Azimuths and horizontalTrue system

As the 30m telescope has an alt-azimuth mount, the equatorial (or galactic) astronomical coordinates are converted to the azimuth-elevation system of coordinates to (or in) the mecanichal system, and the encoders return the actual telescope position in this system (e.g. actual position, tracking errors, etc). However, because this system is spherical, azimuths are not suited to measure distances on the sky. At the interface of the user and the telescope, the horizontalTrue system is defined to address this issue: horizontalTrue offsets in IMBFITS files (when duly indicated) and trueHorizon values in some PAKO options.

Figure: Illustration of azimuth-elevation effects on coordinates and distances.

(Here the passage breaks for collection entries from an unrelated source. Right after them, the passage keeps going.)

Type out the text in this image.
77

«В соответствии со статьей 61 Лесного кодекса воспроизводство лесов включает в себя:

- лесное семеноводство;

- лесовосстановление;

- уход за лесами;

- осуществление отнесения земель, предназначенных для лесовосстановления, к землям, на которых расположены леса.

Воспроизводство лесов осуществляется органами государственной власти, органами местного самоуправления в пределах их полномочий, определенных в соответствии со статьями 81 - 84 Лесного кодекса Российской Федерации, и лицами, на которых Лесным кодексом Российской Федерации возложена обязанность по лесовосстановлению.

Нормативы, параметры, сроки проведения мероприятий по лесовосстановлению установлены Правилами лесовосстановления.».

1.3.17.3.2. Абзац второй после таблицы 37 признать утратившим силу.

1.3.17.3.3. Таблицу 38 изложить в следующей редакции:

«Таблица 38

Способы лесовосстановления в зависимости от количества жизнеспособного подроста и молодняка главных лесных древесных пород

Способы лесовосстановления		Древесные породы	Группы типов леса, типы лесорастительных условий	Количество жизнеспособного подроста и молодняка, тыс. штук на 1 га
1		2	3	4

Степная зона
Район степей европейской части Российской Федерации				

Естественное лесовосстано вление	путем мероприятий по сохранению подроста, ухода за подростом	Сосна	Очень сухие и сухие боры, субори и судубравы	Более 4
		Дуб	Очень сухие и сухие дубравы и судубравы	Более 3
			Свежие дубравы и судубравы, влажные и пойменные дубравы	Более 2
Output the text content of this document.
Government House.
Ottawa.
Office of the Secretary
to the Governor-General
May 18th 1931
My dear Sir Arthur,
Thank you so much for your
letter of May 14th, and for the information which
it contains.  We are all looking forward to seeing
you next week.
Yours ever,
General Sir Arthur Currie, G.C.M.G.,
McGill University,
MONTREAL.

All plots show the celestial sphere with the horizon ($0^{\circ}$ elevation) and an arbitrary azimuth of observations in red. We display here the effect at $0^{\circ}$, $40^{\circ}$, and $80^{\circ}$ elevations. Left: a $10^{\circ}$ arc along azimuth is represented at the three elevations. Center: three sources are tracked in wobbler-switching mode at the same azimuth but different elevations, with their pair of off-positions apart. Right: the same map (same size, in grey) is observed at the same azimuth but different elevations, with an illustration of the telescope jittering at its center.

The Figure  illustrates the effects on the coordinates we can find in the IMBFITS files.

• Left: the same arc ($10^{\circ}$ horizontalTrue here) on the sky covers different ranges of azimuth coordinates from horizon to zenith ( $10^{\circ} / cos(\mathrm{el})$).
• Center: for wobbler-switching scans, the secondary mirror wobbles along the azimuth, resulting in offsets about $4'$ apart from the source; their corresponding azimuths depend on the elevation.
• Right: the tracking errors of the main dish result as jittering around the desired position. See subsection for details.